Old Ass Musicals: Footlight Parade (1933)

By  · Published on September 26th, 2010

Every Sunday in September, Film School Rejects will present a musical that was made before you were born and tell you why you should like it.

This week, Old Ass Musicals tells the story of a theater man played by James Cagney who takes the immense talent in his troupe and translates that into an impossibly large spectacle that movie-goers will enjoy before a film plays. If nothing else, it tells of a better time when singers and dancers thrilled movie crowds instead of Fill in the Blank quiz games sponsored by Coca Cola where “George Clooney” is always the answer.

The charm of this movie is undeniable. That’s thanks mostly in part to a clever story and the unmistakable sweetness of James Cagney. He may be stereotyped by history as a cutthroat mobster, but (as the column has proven before) he’s a versatile actor who is more of a song and dance man than a scowling, scar-faced gangster. Here, it’s no different.

Cagney plays Chester Kent – a once-promising Broadway director who has been forced by popular demand to create musical live shows to play before films (that young upstart art form). Unfortunately, he’s overworked, beaten down by his investors, and there’s a spy within his midst taken his creativity and delivering it to enemies. Fortunately, his secretary assistant (the beautiful and talented Joan Blondell) is falling in love with him. Hopefully he’ll wake up to that fact before the movie’s over.

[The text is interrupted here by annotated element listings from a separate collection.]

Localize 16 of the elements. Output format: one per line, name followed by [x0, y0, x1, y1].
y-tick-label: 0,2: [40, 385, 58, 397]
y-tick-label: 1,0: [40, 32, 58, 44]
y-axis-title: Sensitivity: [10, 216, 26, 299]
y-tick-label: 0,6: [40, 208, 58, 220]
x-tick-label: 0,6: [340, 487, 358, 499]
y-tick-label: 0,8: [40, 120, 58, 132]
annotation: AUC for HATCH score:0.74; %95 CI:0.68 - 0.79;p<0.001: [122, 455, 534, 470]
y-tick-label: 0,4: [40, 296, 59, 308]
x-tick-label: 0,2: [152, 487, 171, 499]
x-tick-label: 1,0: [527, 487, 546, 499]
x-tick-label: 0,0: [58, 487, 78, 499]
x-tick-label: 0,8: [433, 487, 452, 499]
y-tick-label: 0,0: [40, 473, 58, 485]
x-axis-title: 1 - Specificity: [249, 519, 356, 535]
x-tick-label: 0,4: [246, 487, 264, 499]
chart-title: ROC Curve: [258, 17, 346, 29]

If the main focus of a musical (especially an older one) is to uplift, Footlight Parade works like gangbusters. It fills every moment with an energetic Cagney who is frustrated, but not in any severe or fatal harm, and lets him sing to Harry Warren and Sammy Fain numbers and dance to Busby Berkeley choreography. Most of the action takes place in his rehearsal/theater space where the air of creativity is always present, whether it’s in a group of performers discussing a possible number or Chester Kent struggling to come up with the next big idea.

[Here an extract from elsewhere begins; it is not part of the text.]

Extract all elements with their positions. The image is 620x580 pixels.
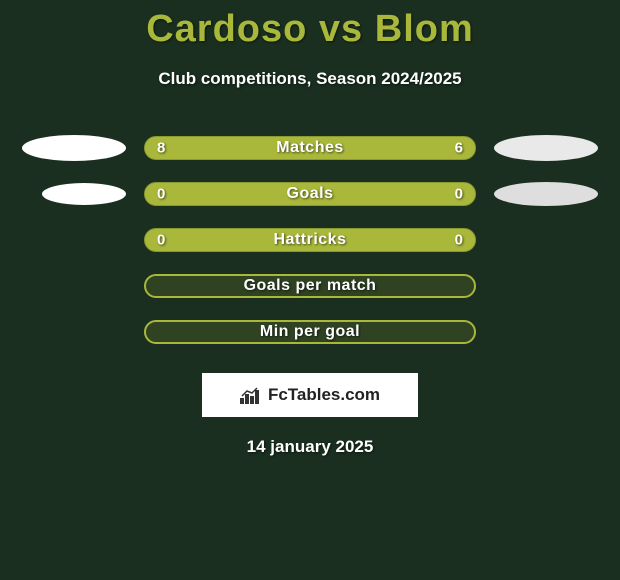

The concerns pile on as the film goes along, and Kent is challenged with creating a whiz bang concept that will secure his position in the industry and maybe even remind movie goers that they should head for the Broadway box office from time to time. The solution ultimately becomes the most absurd, unrealistic, physics-defying finale that, ironically enough, depends on the magic of movies to deliver to its full scope.

There’s nothing deep about this movie beyond the character interactions and the usual complexity that comes with unrequited love and business partners that can’t be trusted. It’s a light, enjoyable film that probably plays best with a rainy day backdrop or as a substitute for work that needs to get done.

That’s not to say that it wasn’t a little raunchy for its time. When Footlight Parade was made, the world was still living in the Pre-Code Era and was largely self-policed for “obscenities.” Even so, this film features some great bawdy humor that admittedly seems about as sexy as a pile of knock knock jokes by today’s standards but nevertheless pushed a few boundaries back then. One of the absolute best comes in the form of Joan Blondell’s character telling her conniving roommate that she’ll have a job as long as their are streets. Granted, underhanded snipes like that are par for the course now, but hearing someone cleverly told they’re a whore is eternally applause worthy. Female members of the audience back in 1933 were probably pumping their fists like Arsenio Hall and yelling, “You go girl!”

While that last part is still not confirmed by historians, this film’s status as a piece of culturally significant art is; it was added to the National Film Registry back in the early 1990s.

Of course, Busby Berkeley is an iconic name associated with a Golden Era of Hollywood musicals. Footlight Parade is just one example in the tower of his success. The numbers are flashy, big, and full of life. It’s a cynical world we live in (what with everyone Arsenio-style fist-pumping all over the place), and it’s easy to mock something as innocent and sweet as Footlight Parade, but the movie deserves attention because it stands out against that pessimistic view and delivers a world where giant fountains can be erected in minutes inside movie theaters while women in elaborate costumes kick their heels high into the air. It might be easy for a modern audience to dismiss it, but when given the chance, the movie will effortless work its way into your heart, and you’ll find yourself smiling without even knowing it.